Before I left I edited all of my comments to say "fuck u/spez". Very relieving to get the fuck out of there. I fucking despise the idea of working to make money for the rich, never will. If they ever create an economy that forces me to work, the only labor I will do is to make sure they never feel comfortable again.
Glad to hear you stepped away, it is not worth letting them exploit your labor for their personal profits. Reddit changed a lot since 2016 and not for the better. They should be forced to cut checks for community leaders or hire an internal mod team at this point, but too many rubes are willing to mod for free. Of course reddit is more then happy to let them warm the seats and increase their value.
I walked away from my sole moderatorship as well, but I think my contribution was considerably less significant than yours... I moderated a tiny all-but-dead niche interest sub where I was also basically the only poster.
That's, like, no difference whatsoever from what I do here. So I just upped sticks and moved to Lemmy, with no noticeable change in my life or workflow.
Offering you a bucket of moral support. Congratulations on your latest big step to fully joining the Fediverse! Every little bit of time and energy you can provide is appreciated.

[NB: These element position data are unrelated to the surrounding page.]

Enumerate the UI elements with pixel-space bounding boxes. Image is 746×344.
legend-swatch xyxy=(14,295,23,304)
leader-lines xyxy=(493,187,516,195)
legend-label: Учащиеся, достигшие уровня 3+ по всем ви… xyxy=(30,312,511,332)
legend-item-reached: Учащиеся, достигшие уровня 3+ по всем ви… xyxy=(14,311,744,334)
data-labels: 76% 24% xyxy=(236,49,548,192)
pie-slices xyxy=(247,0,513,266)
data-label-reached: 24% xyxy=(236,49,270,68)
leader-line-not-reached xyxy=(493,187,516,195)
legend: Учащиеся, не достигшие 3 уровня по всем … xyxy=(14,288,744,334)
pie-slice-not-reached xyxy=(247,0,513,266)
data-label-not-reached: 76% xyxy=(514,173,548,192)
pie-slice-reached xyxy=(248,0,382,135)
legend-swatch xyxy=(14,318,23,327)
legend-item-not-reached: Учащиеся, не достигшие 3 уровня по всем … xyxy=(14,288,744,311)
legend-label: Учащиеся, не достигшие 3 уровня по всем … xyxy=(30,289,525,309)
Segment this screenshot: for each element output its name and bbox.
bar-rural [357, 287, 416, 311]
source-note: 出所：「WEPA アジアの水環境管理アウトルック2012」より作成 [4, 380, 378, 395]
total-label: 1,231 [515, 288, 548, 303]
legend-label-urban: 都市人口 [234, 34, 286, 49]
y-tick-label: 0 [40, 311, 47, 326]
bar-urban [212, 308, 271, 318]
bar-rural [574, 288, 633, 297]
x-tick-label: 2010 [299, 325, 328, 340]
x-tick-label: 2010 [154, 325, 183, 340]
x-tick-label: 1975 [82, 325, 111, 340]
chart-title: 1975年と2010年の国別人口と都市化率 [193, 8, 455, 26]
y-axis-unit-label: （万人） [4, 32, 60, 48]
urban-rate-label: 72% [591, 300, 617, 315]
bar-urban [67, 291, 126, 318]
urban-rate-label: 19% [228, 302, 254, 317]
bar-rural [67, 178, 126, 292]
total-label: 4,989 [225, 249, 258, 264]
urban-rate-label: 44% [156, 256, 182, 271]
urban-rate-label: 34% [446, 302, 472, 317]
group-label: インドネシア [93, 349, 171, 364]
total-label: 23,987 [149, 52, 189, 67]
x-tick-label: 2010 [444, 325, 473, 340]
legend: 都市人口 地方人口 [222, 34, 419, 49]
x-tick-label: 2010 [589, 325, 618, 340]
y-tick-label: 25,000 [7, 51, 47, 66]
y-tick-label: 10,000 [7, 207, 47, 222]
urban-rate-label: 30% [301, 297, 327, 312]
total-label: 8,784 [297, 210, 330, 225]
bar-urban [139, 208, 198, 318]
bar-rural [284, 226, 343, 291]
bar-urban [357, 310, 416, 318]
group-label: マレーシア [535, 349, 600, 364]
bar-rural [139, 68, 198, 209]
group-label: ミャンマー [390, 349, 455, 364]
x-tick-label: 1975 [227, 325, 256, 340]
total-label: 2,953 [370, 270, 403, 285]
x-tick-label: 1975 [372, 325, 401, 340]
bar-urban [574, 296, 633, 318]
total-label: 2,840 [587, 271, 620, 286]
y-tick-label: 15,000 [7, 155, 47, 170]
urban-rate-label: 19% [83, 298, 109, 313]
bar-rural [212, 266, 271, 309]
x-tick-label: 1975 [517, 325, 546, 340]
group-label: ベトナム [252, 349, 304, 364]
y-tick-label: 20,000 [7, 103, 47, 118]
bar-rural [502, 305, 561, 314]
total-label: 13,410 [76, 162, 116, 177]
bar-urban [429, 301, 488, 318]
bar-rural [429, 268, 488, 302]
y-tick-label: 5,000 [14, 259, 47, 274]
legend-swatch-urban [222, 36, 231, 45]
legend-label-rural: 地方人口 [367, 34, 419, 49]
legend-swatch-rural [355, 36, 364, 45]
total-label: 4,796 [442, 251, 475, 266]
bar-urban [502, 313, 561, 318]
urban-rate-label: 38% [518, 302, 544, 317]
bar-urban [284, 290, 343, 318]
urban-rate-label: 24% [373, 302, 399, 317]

Still recommend it for anyone still giving Reddit shareholders free labor
EDIT: This confused me a lot at first, but now I get it, the "it" is you recommend others to quit too. First I read "it" as "reddit", meaning you still recommend reddit.
Anyways, I hope you find value in moving on, and will be happy with your decision in the long run.
reddit claims to be the face of the internet. so obviously there are going to be good and bad people...only it seems like there are more bad than good.
you'll also notice,cancel culture is pervasive in social media,to the point it became toxic. any time any facts that doesn't fit the narratives of the idiots,you get downvoted and/or called/branded derogatory names.
an anecdotal observation,i have my fair share of run ins with right wing crazies spouting nonsense on social media such as reddit but honestly, it's mostly the left where i saw true craziness and experienced fascist behaviours.
This is silly to me. So you're happy working for free at a private company, but not a public one? The fact that them going public was known for a while was fine? The lack of care they showed you as a private company while taking the shitty concrete steps to go public were all fine?
If yu want to take a hard look at your role, when the last revolt during the API changes happened, the revolt failed because mods like you wouldn't stand up. So it's funny to me to see what the "final straw" is for you, because in the grand scheme of things, it seems like nothing.
I certainly don't understand why you would move to another place in the Internet and announce this silly view.
Lmao. Oh no! Leopards ate your face? Nobody could have seen this coming!! Anyways...
This has always been the goal of reddit and we've known this since the exodus of 3rd party apps. You're basically a traitor who kept going and helped Reddit IPO, and youre the only one who is surprised.